Changes in life expectancy based on L-methylfolate
Although the study group of 14 patients was not large enough to detect a statistically significant survival advantage, the patients treated with the folic acid supplement L-methylfolate had a median survival of 9.5 months, compared to the typical median survival of 8.6 months.
Clark stated that this is the first time DNA methylome reprogramming has occurred with any solid human tumour, along with this L-methylfolate was well tolerated, with no toxicities reported which shows great promise for future trials. The study provides greater insight into the dynamics of epigenetic reprogramming, which is an emerging treatment for enhancing immunotherapies.
Future research to investigate more possibilities of epigenetic reprogramming
“Epigenetic reprogramming is not a new concept; for instance, a DNA methyltransferase inhibitor treatment (5-Azacytidine) has been studied and is approved for the treatment of some leukaemia’s” pointed out the study’s first author, Doctor Lucas Salas.

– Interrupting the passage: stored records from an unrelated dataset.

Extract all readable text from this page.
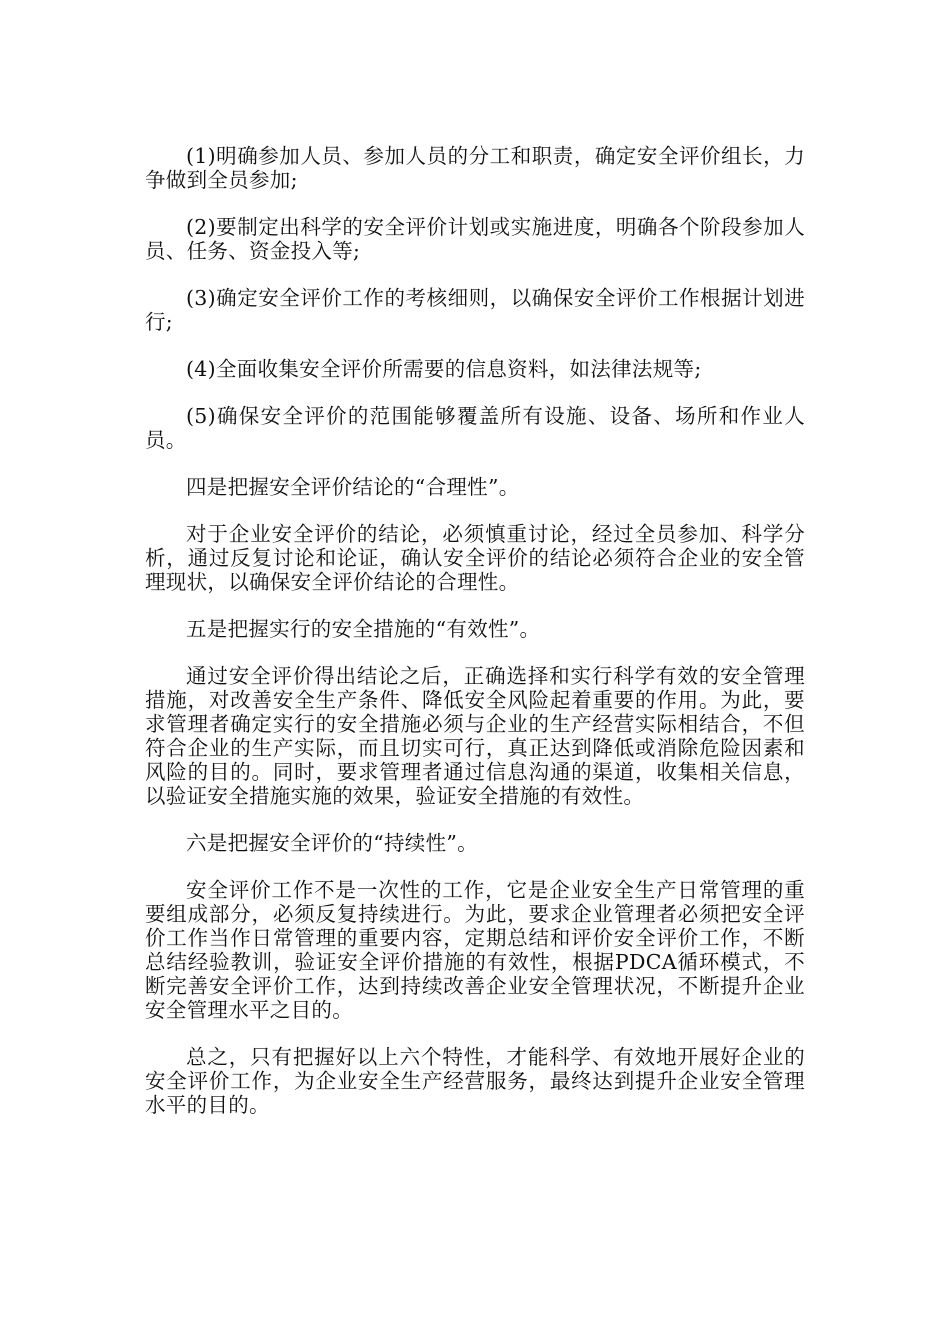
(1)明确参加人员、参加人员的分工和职责，确定安全评价组长，力争做到全员参加;

(2)要制定出科学的安全评价计划或实施进度，明确各个阶段参加人员、任务、资金投入等;

(3)确定安全评价工作的考核细则，以确保安全评价工作根据计划进行;

(4)全面收集安全评价所需要的信息资料，如法律法规等;

(5)确保安全评价的范围能够覆盖所有设施、设备、场所和作业人员。

四是把握安全评价结论的“合理性”。

对于企业安全评价的结论，必须慎重讨论，经过全员参加、科学分析，通过反复讨论和论证，确认安全评价的结论必须符合企业的安全管理现状，以确保安全评价结论的合理性。

五是把握实行的安全措施的“有效性”。

通过安全评价得出结论之后，正确选择和实行科学有效的安全管理措施，对改善安全生产条件、降低安全风险起着重要的作用。为此，要求管理者确定实行的安全措施必须与企业的生产经营实际相结合，不但符合企业的生产实际，而且切实可行，真正达到降低或消除危险因素和风险的目的。同时，要求管理者通过信息沟通的渠道，收集相关信息，以验证安全措施实施的效果，验证安全措施的有效性。

六是把握安全评价的“持续性”。

安全评价工作不是一次性的工作，它是企业安全生产日常管理的重要组成部分，必须反复持续进行。为此，要求企业管理者必须把安全评价工作当作日常管理的重要内容，定期总结和评价安全评价工作，不断总结经验教训，验证安全评价措施的有效性，根据PDCA循环模式，不断完善安全评价工作，达到持续改善企业安全管理状况，不断提升企业安全管理水平之目的。

总之，只有把握好以上六个特性，才能科学、有效地开展好企业的安全评价工作，为企业安全生产经营服务，最终达到提升企业安全管理水平的目的。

Six of the trial participants donated their brains at death for additional studies. Autopsies indicated a significant methylation dysregulation difference between these six autopsy samples and the patient’s initial tumour sample at diagnosis.
With this information, the researchers at Vanderbilt University Medical Centre are planning of expanding the study to a larger group with phase-2 clinical trials of patients with recurrent glioblastomas. Future studies could also include combinations of epigenetic drugs with immunotherapy.